Meet Mathilda, one of my favorite characters in this story. (I say that a lot don’t I? It seems every new character is my new favorite character. Perhaps I am just generally pleased with a good portion of my cast, because I know this is not the first or the last time you’ll here me introduce a character as one of my favorites.)
I like the text free pages. Not that I mind dialogue, but I feel that there is a lot that can be expressed simply with images and that a lot of inexperienced artists, myself included, tend to rely fairly heavily on text to tell the stories. I’m always pleased when I can do a scene without words.
It’s something I’ve noticed in my experiments with film as well; my first screenplay, In the Hand of Prophecy, relied on three scenes of pure exposition to tell everyone what was happening and then spent the rest of the film on battle scenes. The exposition scenes are pathetic; some of the battle scenes are pretty decent. When I stopped trying to cram the narrative down people’s throats things turned out better.

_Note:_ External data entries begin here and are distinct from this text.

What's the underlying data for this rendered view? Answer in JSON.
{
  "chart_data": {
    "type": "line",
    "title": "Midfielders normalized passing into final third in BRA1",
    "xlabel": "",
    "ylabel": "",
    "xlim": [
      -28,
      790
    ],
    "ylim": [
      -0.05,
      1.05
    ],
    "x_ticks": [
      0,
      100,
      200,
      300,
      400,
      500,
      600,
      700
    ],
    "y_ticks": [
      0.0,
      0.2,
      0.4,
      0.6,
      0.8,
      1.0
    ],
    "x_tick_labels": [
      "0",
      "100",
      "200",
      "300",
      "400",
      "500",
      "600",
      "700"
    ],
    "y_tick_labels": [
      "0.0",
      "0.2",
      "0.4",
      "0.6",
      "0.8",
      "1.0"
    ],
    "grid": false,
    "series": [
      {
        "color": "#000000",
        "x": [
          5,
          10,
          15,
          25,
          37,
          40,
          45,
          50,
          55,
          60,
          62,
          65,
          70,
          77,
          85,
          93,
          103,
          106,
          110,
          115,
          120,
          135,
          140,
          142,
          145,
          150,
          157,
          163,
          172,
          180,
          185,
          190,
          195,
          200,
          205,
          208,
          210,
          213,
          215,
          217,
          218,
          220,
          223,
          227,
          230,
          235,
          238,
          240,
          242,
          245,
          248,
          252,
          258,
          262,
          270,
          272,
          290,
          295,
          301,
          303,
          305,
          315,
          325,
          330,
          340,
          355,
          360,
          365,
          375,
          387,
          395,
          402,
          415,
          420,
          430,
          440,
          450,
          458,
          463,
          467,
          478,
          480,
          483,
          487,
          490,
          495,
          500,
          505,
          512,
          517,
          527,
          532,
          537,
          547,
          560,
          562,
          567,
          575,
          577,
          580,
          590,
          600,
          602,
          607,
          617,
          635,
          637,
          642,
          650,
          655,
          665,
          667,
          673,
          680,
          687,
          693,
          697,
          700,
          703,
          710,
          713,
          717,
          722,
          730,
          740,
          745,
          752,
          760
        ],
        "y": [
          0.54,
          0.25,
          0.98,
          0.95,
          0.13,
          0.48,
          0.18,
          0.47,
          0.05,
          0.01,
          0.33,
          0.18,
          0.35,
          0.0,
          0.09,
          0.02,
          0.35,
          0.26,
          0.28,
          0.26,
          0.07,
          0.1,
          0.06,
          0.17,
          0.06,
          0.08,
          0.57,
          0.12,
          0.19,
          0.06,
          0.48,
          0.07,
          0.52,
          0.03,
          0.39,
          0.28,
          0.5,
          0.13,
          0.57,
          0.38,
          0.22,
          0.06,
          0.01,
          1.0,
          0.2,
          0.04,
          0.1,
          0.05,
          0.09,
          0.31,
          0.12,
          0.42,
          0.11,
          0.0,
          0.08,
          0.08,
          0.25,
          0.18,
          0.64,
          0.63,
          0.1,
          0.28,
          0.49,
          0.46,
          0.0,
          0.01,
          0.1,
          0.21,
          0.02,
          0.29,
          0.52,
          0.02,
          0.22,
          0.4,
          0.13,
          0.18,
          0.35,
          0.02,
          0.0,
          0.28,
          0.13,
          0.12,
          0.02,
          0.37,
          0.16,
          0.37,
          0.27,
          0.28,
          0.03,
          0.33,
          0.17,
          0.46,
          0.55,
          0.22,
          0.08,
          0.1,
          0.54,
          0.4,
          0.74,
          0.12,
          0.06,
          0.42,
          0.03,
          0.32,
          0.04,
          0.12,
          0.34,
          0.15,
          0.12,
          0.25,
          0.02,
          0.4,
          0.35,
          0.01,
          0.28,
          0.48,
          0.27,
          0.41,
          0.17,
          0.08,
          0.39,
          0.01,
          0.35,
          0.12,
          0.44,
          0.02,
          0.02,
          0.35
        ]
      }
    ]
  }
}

One of my favorite memories of showing that film was when my sister and I were sharing one of the few scenes that I had edited and which I was rather proud of to one of her friends. There is no dialogue or narration in the scene, just my viola playing in the background. The girl watching it hadn’t seen all of the rest of the movie, just a few scenes here and there. By the second clip she was gripping the arm of the couch saying “Is that character about to die? He’s going to kill her isn’t he?”
And yes. It was one of the death scenes, and arrow flies true and the character falls.
Years later, I am still very fond of that scene.